DAY 3 – JUNGFRAUJOCH / TOP OF EUROPE
Our legs and bodies were tired and jetlagged, so when we woke up and saw the sun was shining and the sky was clear, we decided to skip hiking and make the trip up the Jungfraubahn railway up to the top of the Jungfrau mountain! There’s a research station, viewing platform, and a bunch of activities at the top of the mountain, the station called Jungfraujoch.
The name “Jungfrau”, we found out later, means “Virgin”! Mark Twain has a wonderful way of describing the fitting name and beauty of these stark peaks.
“It is a good name, Jungfrau--Virgin. Nothing could be whiter; nothing could be purer; nothing could be saintlier of aspect. At 6 yesterday evening the great intervening barrier seen through a faint bluish haze seemed made of air and substanceless, so soft and rich it was, so shimmering where the wandering lights touched it and so dim where the shadows lay. Apparently it was a dream stuff, a work of the imagination, nothing real about it. The tint was green, slightly varying shades of it, but mainly very dark. The sun was down--as far as that barrier was concerned, but not for the Jungfrau, towering into the heavens beyond the gateway. She was a roaring conflagration of blinding white.”

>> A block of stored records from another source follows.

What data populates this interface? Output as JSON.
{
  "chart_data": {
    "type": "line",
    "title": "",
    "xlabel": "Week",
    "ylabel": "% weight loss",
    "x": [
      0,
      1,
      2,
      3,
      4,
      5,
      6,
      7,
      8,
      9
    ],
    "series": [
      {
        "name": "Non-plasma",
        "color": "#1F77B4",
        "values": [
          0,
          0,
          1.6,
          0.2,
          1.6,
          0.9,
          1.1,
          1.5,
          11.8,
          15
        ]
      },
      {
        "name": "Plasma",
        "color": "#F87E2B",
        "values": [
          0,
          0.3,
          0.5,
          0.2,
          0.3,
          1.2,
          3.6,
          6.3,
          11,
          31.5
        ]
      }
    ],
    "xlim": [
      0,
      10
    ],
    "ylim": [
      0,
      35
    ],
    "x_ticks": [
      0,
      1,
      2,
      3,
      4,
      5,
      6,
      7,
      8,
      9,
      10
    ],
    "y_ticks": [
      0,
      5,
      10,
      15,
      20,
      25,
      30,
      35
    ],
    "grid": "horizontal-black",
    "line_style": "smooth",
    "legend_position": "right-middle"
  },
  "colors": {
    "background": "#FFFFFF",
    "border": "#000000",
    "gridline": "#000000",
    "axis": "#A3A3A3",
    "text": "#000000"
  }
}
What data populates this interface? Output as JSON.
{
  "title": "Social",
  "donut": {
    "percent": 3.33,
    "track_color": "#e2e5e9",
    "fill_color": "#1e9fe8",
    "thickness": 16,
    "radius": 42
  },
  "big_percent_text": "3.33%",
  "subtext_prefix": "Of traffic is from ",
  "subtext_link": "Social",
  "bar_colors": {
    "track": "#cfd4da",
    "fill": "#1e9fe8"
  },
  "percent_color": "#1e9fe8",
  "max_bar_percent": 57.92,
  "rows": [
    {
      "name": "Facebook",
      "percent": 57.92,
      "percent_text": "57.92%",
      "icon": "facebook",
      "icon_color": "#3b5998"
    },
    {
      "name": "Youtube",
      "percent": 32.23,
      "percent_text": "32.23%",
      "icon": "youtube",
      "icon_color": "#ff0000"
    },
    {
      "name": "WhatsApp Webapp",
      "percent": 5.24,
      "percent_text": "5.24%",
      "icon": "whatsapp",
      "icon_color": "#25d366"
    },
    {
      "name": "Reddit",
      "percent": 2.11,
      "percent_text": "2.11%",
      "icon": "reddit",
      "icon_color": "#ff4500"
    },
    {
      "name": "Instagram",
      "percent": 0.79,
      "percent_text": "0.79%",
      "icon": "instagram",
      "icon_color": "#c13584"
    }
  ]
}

Old illustrations of the mountain depict a curvy young girl, lying down with her top half exposed. Her two neighboring mountains, the Eiger and Mönch, are a grumpy old man and a monk, respectively. An odd trio, if I do say so myself!
Anyway, the railway to the top of the mountain is something spectacular in itself. We paid 61 Francs round trip apiece, and that was the discounted rate because of our Jungfrau pass. And let me tell you, it was worth every penny! Matt was skeptical at first, but was quickly won over.
The train left Wengen and stopped in Kleine Scheidegg, another launching off point for some incredible hiking at higher altitudes. We had time to take a photo or two before continuing on to Jungfraujoch- the top of the mountain.
The train disappeared into a tunnel and the rest of the journey was underground, all the way up to 11,371 feet. It’s such a steep climb, Matt and I both experienced some dizziness and had to put our heads down and take deep breaths to adjust to the change in altitude. (We live at sea level, OK? Don’t judge.)
In Wengen, it was sunny and 70 degrees F. When we stepped off the train at the top of the mountain, it was closer to 35 degrees F, so if you do this trip, make sure to bring a jacket! I had my down puffer jacket, and it was perfect.
The views at the top are unlike anything I’ve ever seen. Snowy peaks and craggy cliff faces surround you, punctuated by the bright red of the Swiss flag set against a crystal blue sky.